Prawie 400 lokali komunalnych na Woli zostanie wyposażonych w czujniki czadu.
Dzielnica zachęca również osoby prywatne by instalowały takie urządzenia w lokalach, gdzie używany jest gaz.
UD Wola informuje:
Niewielkim kosztem można znacznie podnieść poziom bezpieczeństwa. Wystarczy pół procenta zawartości tlenku węgla w powietrzu i dwie minuty by człowiek stracił przytomność. 20 minut w takim otoczeniu bez pomocy może skończyć się już śmiercią.
Jak ostrzegają urzędnicy, wystarczy 0,5% zawartości CO (tlenku węgla) w powietrzu i 2 minuty, by człowiek stracił przytomność. 20 minut w takim otoczeniu bez pomocy może skończyć się śmiercią.
Tlenek węgla wydobywa się z wadliwych lub źle użytkowanych urządzeń grzewczych oraz przewodów kominowych.
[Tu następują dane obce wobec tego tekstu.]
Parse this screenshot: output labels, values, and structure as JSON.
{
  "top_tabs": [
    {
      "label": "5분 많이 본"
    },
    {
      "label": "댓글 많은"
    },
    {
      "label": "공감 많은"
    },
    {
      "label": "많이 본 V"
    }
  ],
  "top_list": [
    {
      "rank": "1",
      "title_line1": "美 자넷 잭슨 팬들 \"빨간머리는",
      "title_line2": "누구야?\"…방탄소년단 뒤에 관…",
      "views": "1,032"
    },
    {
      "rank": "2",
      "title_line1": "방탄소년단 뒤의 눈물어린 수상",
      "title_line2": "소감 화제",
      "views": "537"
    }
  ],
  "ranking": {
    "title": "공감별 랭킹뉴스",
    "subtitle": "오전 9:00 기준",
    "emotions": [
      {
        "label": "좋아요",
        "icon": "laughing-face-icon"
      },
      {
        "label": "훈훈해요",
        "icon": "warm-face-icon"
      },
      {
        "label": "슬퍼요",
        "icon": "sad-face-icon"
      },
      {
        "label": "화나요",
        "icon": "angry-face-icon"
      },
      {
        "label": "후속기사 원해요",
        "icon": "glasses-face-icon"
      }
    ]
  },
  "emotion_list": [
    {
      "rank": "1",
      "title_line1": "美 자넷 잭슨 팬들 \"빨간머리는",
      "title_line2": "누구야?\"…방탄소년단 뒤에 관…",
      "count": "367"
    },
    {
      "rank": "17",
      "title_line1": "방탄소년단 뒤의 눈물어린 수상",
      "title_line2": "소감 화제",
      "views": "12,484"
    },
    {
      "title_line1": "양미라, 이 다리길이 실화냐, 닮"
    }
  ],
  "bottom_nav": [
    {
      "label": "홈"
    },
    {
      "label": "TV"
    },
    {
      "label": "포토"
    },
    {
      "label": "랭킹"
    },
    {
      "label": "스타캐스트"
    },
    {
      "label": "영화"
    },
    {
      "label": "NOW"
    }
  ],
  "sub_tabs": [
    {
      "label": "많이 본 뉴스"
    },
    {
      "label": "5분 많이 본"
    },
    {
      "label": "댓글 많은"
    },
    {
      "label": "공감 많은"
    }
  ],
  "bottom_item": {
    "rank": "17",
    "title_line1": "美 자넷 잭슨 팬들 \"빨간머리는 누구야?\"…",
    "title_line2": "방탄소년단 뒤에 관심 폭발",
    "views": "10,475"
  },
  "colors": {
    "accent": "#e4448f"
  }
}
Jest gazem silnie trującym, bezbarwnym i bezwonnym, nieco lżejszym od powietrza, co powoduje, że łatwo się z nim miesza i w nim rozprzestrzenia.
CO powstaje w wyniku niepełnego spalania wielu paliw m.in. drewna, oleju, gazu, benzyny, nafty, propanu, węgla, ropy, spowodowanego brakiem odpowiedniej ilości tlenu, niezbędnej do zupełnego spalania. Może to wynikać z braku dopływu świeżego powietrza z zewnątrz do urządzenia, w którym następuje spalanie albo z powodu zanieczyszczenia, zużycia lub złej regulacji palnika gazowego, a także przedwczesnego zamknięcia paleniska pieca lub kuchni.
Następstwem zatrucia może być nieodwracalne uszkodzenie ośrodkowego układu nerwowego, niewydolność wieńcowa i zawał lub nawet śmierć.
Objawami zatrucia czadem są duszności, bóle i zawroty głowy, nudności, wymioty, oszołomienie, osłabienie, przyśpieszenie czynności serca i oddychania, senność, nudności, trudności z oddychaniem, oddech przyśpieszony i nieregularny.
Osoba zaczadzona czuje się osłabiona, znużona. Zaburzenia orientacji i zdolności oceny zagrożenia powodują, że jest bierna i nie ucieka z miejsca nagromadzenia trucizny i traci przytomność. Jeśli nikt nie przyjdzie z pomocą, może umrzeć.